Weighing all the factors together, the Court concludes that the amendment in question should be allowed, and this action should be remanded to state court.
CONCLUSION
Wherefore, based upon the foregoing, Plaintiff's motion to join additional parties, amend the Complaint, and remand [Doc. 14] is GRANTED. Plaintiff shall file the Amended Complaint by noon on Tuesday, July 16, 2024, and once the Amended Complaint is filed, this matter shall be REMANDED to the Greenville County Court of Common Pleas.
IT IS SO ORDERED.
[*] In a footnote following this passage, the Fourth Circuit further explained the interplay of the various joinder rules and 28 U.S.C. § 1447(e):
Reading Rule 15(a) in connection with [Rules] 19 and 21, and 28 U.S.C. § 1447(e), resolves any doubts over whether the district court has authority to pass upon any attempts-even those for which the plaintiff needs no leave of court-to join a nondiverse defendant.

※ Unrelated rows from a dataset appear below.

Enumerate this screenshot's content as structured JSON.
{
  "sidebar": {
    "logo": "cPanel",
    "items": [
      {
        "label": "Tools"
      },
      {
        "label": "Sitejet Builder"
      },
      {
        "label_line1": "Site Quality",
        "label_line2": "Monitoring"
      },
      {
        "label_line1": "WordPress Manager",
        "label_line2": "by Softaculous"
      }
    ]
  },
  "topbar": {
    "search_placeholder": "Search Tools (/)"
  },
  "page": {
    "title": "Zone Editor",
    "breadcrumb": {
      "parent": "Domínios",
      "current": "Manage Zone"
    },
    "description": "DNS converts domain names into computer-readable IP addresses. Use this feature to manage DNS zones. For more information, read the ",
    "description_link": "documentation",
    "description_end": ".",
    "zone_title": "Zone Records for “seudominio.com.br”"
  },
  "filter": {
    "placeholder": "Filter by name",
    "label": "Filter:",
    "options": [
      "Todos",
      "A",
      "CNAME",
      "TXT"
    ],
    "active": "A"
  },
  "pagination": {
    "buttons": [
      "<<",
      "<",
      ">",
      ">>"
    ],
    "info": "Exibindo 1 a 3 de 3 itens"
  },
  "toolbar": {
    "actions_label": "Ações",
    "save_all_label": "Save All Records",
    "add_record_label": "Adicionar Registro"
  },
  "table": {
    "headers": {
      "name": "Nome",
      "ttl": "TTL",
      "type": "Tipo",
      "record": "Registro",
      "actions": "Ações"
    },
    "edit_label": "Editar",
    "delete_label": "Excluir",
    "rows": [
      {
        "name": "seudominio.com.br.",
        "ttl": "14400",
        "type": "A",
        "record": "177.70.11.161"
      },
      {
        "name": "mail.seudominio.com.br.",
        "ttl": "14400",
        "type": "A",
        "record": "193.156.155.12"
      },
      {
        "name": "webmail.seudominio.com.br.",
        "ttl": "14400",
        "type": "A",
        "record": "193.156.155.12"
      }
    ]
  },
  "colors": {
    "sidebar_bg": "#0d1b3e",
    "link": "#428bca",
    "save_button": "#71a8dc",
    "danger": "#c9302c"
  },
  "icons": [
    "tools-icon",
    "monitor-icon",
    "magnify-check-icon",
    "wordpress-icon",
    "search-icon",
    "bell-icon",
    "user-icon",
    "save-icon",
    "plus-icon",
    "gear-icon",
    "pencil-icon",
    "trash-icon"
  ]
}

See 28 U.S.C. § 1447(e) (“the court may deny joinder, or permit joinder”); see also Fed.R.Civ.P. 19(a) (“A person who is subject to service of process and whose joinder will not deprive the court of jurisdiction over the subject matter of the action shall be joined as a party . . . ”) (emphasis added); Fed.R.Civ.P. 21 (“Parties may be dropped or added by order of the court on motion of any party or of its own initiative at any stage of the action and on such terms as are just.”) Thus, a district court has the authority to reject a post-removal joinder that implicates 28 U.S.C. § 1447(e), even if the joinder was without leave of court.Mayes, 198 F.3d at 462 n.11.